Filmmaking: Business or Personal?
April 25, 2008
I entered the Union’s Pine Lounge for the second morning in a row, ready for another great panel discussion and ready to see hordes of old people. The elderly were out again in full force, but I was also pleasantly surprised to see a friend my age at the event. Don’t get me wrong, we were two of about four young people at the discussion, so the over-the-hill crowd still dominated.
Today’s discussion was about the business and personal sides to filmmaking, and how business stifles creativity to a devastating degree. While the discussion yesterday was optimistic and full of the hope and love necessary to make films, today’s discussion was much darker and more pessimistic. The panel was full of seasoned veterans of film, and they were not afraid to emulate the state of crisis that the motion picture industry is in today. Hollywood executives call all the shots in the motion picture industry, the panel explained, and in doing so artistic expression and true filmmaking is lost.
Director Paul Schrader, who also wrote the scripts for Taxi Driver and Raging Bull, stated that “In five years there will be little left of the film industry as we know it.” He also proclaimed how “the multiplexes are starting to resemble mortuaries. You walk in and see what’s on the slab that week.” Schrader expressed his genuine concern that movies are not being seen, and his hope that the internet could change that. The panel all agreed that if movies are shown on the internet and cable when they can’t reach theaters, the film industry could still celebrate artistic expression rather than only presenting audiences with images that Hollywood executives are bankable.
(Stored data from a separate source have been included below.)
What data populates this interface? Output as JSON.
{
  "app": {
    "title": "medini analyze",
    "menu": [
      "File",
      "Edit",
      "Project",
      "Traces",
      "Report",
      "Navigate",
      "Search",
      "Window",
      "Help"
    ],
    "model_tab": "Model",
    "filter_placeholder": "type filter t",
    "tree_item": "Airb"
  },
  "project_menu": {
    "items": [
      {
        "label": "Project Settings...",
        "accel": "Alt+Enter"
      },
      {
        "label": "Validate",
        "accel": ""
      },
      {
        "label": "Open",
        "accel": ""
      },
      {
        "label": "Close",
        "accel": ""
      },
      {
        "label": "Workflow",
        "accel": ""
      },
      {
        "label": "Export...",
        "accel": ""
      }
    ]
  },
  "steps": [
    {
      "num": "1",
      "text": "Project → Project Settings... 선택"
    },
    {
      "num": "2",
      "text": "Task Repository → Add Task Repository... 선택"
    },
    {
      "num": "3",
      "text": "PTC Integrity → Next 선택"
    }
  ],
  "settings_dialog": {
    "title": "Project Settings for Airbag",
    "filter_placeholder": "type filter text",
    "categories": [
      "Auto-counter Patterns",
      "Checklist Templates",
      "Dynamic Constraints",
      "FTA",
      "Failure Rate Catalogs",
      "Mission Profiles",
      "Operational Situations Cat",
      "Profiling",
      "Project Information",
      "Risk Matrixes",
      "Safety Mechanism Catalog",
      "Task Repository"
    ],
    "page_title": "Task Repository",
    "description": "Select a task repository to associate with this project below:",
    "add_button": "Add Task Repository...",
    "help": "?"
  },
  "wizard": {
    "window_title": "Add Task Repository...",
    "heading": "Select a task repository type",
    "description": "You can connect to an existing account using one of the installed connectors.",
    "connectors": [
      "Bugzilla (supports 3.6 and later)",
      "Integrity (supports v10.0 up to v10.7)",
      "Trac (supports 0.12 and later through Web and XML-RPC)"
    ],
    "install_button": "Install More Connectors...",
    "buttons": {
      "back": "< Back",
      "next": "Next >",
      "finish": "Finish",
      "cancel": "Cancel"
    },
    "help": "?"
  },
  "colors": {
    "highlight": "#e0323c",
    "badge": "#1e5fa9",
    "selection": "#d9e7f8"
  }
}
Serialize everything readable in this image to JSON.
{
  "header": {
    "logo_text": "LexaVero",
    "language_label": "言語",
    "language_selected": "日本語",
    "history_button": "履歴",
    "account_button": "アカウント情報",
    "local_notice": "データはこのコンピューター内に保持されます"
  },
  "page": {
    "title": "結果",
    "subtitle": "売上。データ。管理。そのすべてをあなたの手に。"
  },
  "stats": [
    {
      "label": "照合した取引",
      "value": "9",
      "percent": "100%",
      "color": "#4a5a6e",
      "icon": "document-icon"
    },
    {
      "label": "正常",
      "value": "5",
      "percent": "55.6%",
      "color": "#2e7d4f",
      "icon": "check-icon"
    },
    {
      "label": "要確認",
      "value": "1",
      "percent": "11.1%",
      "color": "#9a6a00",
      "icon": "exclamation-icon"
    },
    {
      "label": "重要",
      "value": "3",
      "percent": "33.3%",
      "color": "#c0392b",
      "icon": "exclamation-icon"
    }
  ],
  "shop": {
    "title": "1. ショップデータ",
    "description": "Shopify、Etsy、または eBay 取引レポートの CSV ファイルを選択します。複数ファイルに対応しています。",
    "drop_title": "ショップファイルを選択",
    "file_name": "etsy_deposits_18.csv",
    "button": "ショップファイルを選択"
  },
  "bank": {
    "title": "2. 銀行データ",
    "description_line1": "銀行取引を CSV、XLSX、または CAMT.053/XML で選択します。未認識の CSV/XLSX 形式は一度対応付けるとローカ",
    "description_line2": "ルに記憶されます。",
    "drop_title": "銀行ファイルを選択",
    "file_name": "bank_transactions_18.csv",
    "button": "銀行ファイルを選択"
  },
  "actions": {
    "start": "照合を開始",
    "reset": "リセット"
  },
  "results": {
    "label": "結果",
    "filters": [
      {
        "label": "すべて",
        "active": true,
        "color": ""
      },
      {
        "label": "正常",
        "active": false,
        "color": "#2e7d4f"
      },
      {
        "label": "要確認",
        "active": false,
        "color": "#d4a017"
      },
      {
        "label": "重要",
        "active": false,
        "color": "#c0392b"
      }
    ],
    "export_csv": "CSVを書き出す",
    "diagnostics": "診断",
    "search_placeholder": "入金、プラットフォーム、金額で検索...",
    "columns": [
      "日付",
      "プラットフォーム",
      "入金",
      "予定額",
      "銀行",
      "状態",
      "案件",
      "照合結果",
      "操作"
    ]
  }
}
Actor Joe Pantoliano, most notably known for his role on The Sopranos, was a breath of fresh air as he remarked, “It’s not about theatrical release anymore. It’s about getting people to see your movie. Marcia [Gay Harden] and I were partners in that we did not charge [Canvas director Joseph Greco] for our services.” An actor who cares not about making money but about making quality films for audiences to see is a rarity, and I wanted to hug Pantoliano for expressing such a sentiment. I approached him after the discussion, and his passion was still evident, as he urged me to get my friends to see Canvas and spread the word that it is a moving, important film.
Journalist David Poland revealed some dark truth about contemporary Hollywood when he talked of how “Fox Searchlight and Focus Features put out the independent image, and everyone thinks of them as such, yet in doing so these studios spend millions to put their films in theaters. True independents cannot do this.” The panel discussed true independent films, and stressed that the current generation of moviegoers is more interested in watching big budget movies on iPods than on going to see independent movies in the theater. I was upset by this, because I am in the generation they spoke of, yet I think that anyone who watches movies on their iPod is an idiot. I cherish going to the movies, and I know there are many people out there who are my age and feel the same way.
Panel discussion number two was definitely a downer, but it was still captivating. I made another friend today, too, as I sat in the crowd. A middle-aged man who had wanted to go to the festival for years but never made it sat down next to me, and as we discussed the films I got the sense that he was genuinely as excited to be at the discussion as I was. Films strike a chord with every generation, and great films have an audience who is hungry for them, as evidenced by myself, my middle-aged friend, and all my elderly homies at the discussion today.